Apulée - L'âne d'or ou les Métamorphoses
Le Conte d'amour et de Psyché.Deuxième épreuve : les brebis à la toison d'or (VI, 11, 3 - 13, 1) Cependant Cupidon, confiné au fond du palais, y subissait une réclusion sévère. On craint qu'il n'aggrave sa blessure par son agitation turbulente : surtout, on veut le séquestrer de celle qu'il aime. Ainsi séparés, bien que sous le même toit, les deux amants passèrent une nuit cruelle. Le char de l'Aurore se montrait à peine, que Vénus fit venir Psyché, et lui dit : Vois-tu ce bois bordé dans toute sa longueur par une rivière dont les eaux sont déjà profondes, bien qu'encore voisines de leur source ? Un brillant troupeau de brebis à la toison dorée y paît, sans gardien, à l'aventure:
il me faut à l'instant un flocon de leur laine précieuse.
Va, et fais en sorte de me le rapporter sans délai.
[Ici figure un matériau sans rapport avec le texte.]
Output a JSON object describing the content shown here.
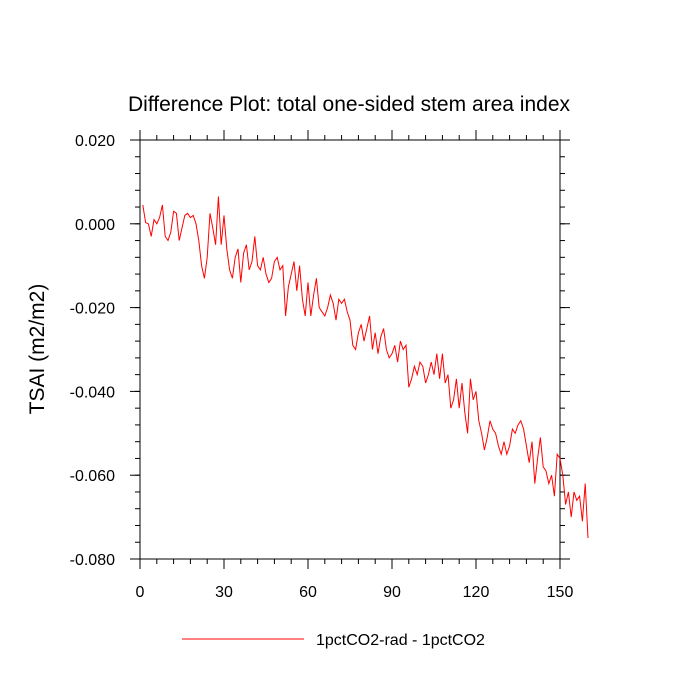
{
  "chart_data": {
    "type": "line",
    "title": "Difference Plot: total one-sided stem area index",
    "xlabel": "",
    "ylabel": "TSAI  (m2/m2)",
    "xlim": [
      0,
      150
    ],
    "ylim": [
      -0.08,
      0.02
    ],
    "x_ticks": [
      0,
      30,
      60,
      90,
      120,
      150
    ],
    "x_tick_labels": [
      "0",
      "30",
      "60",
      "90",
      "120",
      "150"
    ],
    "y_ticks": [
      0.02,
      0.0,
      -0.02,
      -0.04,
      -0.06,
      -0.08
    ],
    "y_tick_labels": [
      "0.020",
      "0.000",
      "-0.020",
      "-0.040",
      "-0.060",
      "-0.080"
    ],
    "grid": false,
    "legend_position": "bottom-center",
    "series": [
      {
        "name": "1pctCO2-rad - 1pctCO2",
        "color": "#ff0000",
        "x_start": 1,
        "x_step": 1,
        "values": [
          0.0045,
          0.0003,
          0.0,
          -0.003,
          0.001,
          0.0,
          0.0015,
          0.0045,
          -0.003,
          -0.004,
          -0.002,
          0.003,
          0.0025,
          -0.004,
          -0.001,
          0.002,
          0.0025,
          0.0015,
          0.002,
          0.0,
          -0.004,
          -0.01,
          -0.013,
          -0.008,
          0.0025,
          -0.001,
          -0.005,
          0.0065,
          -0.005,
          0.002,
          -0.006,
          -0.011,
          -0.013,
          -0.008,
          -0.006,
          -0.014,
          -0.007,
          -0.005,
          -0.011,
          -0.009,
          -0.003,
          -0.01,
          -0.011,
          -0.008,
          -0.012,
          -0.014,
          -0.013,
          -0.009,
          -0.008,
          -0.011,
          -0.01,
          -0.022,
          -0.015,
          -0.012,
          -0.009,
          -0.016,
          -0.01,
          -0.018,
          -0.022,
          -0.014,
          -0.022,
          -0.017,
          -0.013,
          -0.02,
          -0.021,
          -0.022,
          -0.02,
          -0.017,
          -0.019,
          -0.023,
          -0.018,
          -0.019,
          -0.018,
          -0.021,
          -0.023,
          -0.029,
          -0.03,
          -0.026,
          -0.024,
          -0.028,
          -0.025,
          -0.022,
          -0.03,
          -0.026,
          -0.031,
          -0.027,
          -0.025,
          -0.03,
          -0.032,
          -0.031,
          -0.029,
          -0.033,
          -0.028,
          -0.03,
          -0.029,
          -0.039,
          -0.037,
          -0.034,
          -0.036,
          -0.033,
          -0.034,
          -0.038,
          -0.036,
          -0.033,
          -0.036,
          -0.031,
          -0.037,
          -0.031,
          -0.038,
          -0.036,
          -0.044,
          -0.042,
          -0.037,
          -0.044,
          -0.038,
          -0.045,
          -0.05,
          -0.037,
          -0.042,
          -0.04,
          -0.047,
          -0.05,
          -0.054,
          -0.051,
          -0.047,
          -0.049,
          -0.05,
          -0.053,
          -0.055,
          -0.052,
          -0.055,
          -0.053,
          -0.049,
          -0.05,
          -0.048,
          -0.047,
          -0.049,
          -0.053,
          -0.057,
          -0.052,
          -0.062,
          -0.056,
          -0.051,
          -0.058,
          -0.059,
          -0.062,
          -0.06,
          -0.065,
          -0.055,
          -0.056,
          -0.06,
          -0.067,
          -0.064,
          -0.07,
          -0.064,
          -0.066,
          -0.065,
          -0.071,
          -0.062,
          -0.075
        ]
      }
    ]
  }
}
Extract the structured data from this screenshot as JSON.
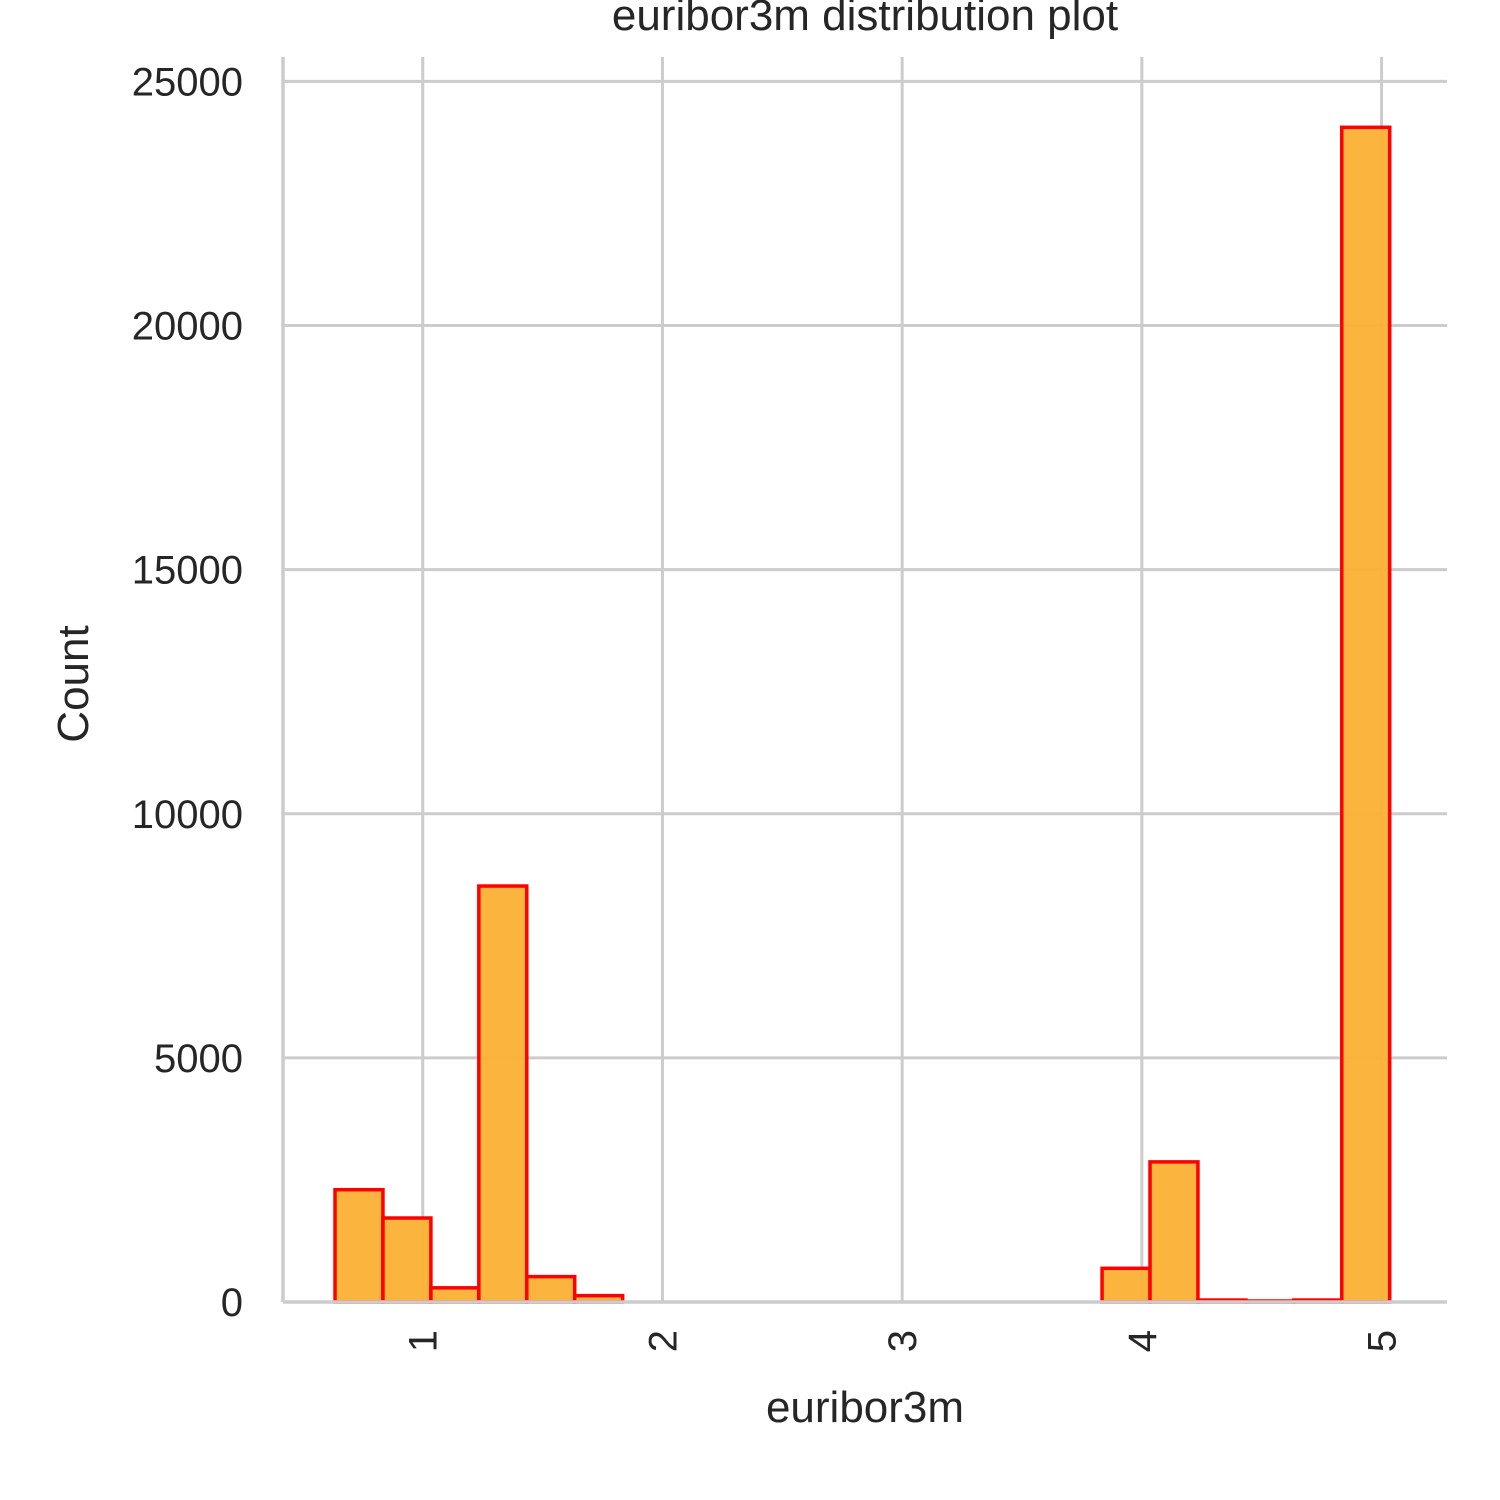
{
  "chart_data": {
    "type": "bar",
    "title": "euribor3m distribution plot",
    "xlabel": "euribor3m",
    "ylabel": "Count",
    "xlim": [
      0.417,
      5.273
    ],
    "ylim": [
      0,
      25500
    ],
    "x_ticks": [
      1,
      2,
      3,
      4,
      5
    ],
    "y_ticks": [
      0,
      5000,
      10000,
      15000,
      20000,
      25000
    ],
    "x_tick_rotation": -90,
    "grid": true,
    "bar_fill_color": "#fbb034",
    "bar_fill_opacity": 0.95,
    "bar_edge_color": "#ff0000",
    "grid_color": "#cccccc",
    "text_color": "#262626",
    "bins": [
      {
        "x0": 0.634,
        "x1": 0.834,
        "count": 2300
      },
      {
        "x0": 0.834,
        "x1": 1.034,
        "count": 1720
      },
      {
        "x0": 1.034,
        "x1": 1.234,
        "count": 290
      },
      {
        "x0": 1.234,
        "x1": 1.434,
        "count": 8520
      },
      {
        "x0": 1.434,
        "x1": 1.634,
        "count": 520
      },
      {
        "x0": 1.634,
        "x1": 1.834,
        "count": 130
      },
      {
        "x0": 1.834,
        "x1": 2.034,
        "count": 0
      },
      {
        "x0": 2.034,
        "x1": 2.234,
        "count": 0
      },
      {
        "x0": 2.234,
        "x1": 2.434,
        "count": 0
      },
      {
        "x0": 2.434,
        "x1": 2.634,
        "count": 0
      },
      {
        "x0": 2.634,
        "x1": 2.834,
        "count": 0
      },
      {
        "x0": 2.834,
        "x1": 3.034,
        "count": 0
      },
      {
        "x0": 3.034,
        "x1": 3.234,
        "count": 0
      },
      {
        "x0": 3.234,
        "x1": 3.434,
        "count": 0
      },
      {
        "x0": 3.434,
        "x1": 3.634,
        "count": 0
      },
      {
        "x0": 3.634,
        "x1": 3.834,
        "count": 0
      },
      {
        "x0": 3.834,
        "x1": 4.034,
        "count": 690
      },
      {
        "x0": 4.034,
        "x1": 4.234,
        "count": 2870
      },
      {
        "x0": 4.234,
        "x1": 4.434,
        "count": 40
      },
      {
        "x0": 4.434,
        "x1": 4.634,
        "count": 20
      },
      {
        "x0": 4.634,
        "x1": 4.834,
        "count": 40
      },
      {
        "x0": 4.834,
        "x1": 5.034,
        "count": 24060
      }
    ]
  }
}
(VI, 12, 1) Psyché court, vole; non pour accomplir l'ordre de la déesse, mais pour mettre un terme à ses maux
dans les eaux du fleuve. Or, voici que, de son lit même, un vert roseau, doux organe d'harmonie, inspiré tout à coup
par le vent qui l'agite et qui murmure, se met à prophétiser en ces termes : Pauvre Psyché, déjà si
rudement éprouvée, garde-toi de souiller par ta mort la sainteté de mes ondes, et n'approche pas du formidable troupeau qui paît sur ce rivage. Tant que le soleil de midi darde ses rayons, ces brebis sont possédées d'une espèce de rage. Tout mortel alors doit redouter les blessures de leurs cornes acérées, le choc de leur
front de pierre, et la morsure de leurs dents venimeuses; mais une fois que le méridien aura tempéré l'ardeur de l'astre du jour, que les brises de la rivière auront rafraîchi le sang de ces furieux animaux, tu pourras sans crainte gagner ce haut platane nourri des mêmes eaux que moi, et trouver sous son feuillage un sûr abri. Alors tu n'auras, pour te procurer de la laine d'or, qu'à secouer les branches des arbres voisins, où elle s'attache par
flocons.
(VI, 13, 1) Ainsi le bon roseau faisait entendre à Psyché de salutaires conseils. Elle y prêta une oreille attentive, et n'eut pas lieu de s'en repentir; car, en suivant ses instructions, elle eut bientôt fait sa collecte furtive, et retourna vers
Vénus, le sein rempli de cet or amolli en toison. Troisième épreuve : l'eau de la source du Styx (VI, 13, 2 - 16, 1) Psyché ne se vit pas mieux accueillie après le succès de cette seconde épreuve. Vénus,
fronçant le sourcil, dit avec un sourire amer : Toujours la même protection frauduleuse ! Mais je vais faire un essai décisif de ce courage si ferme et de cette conduite si prudente.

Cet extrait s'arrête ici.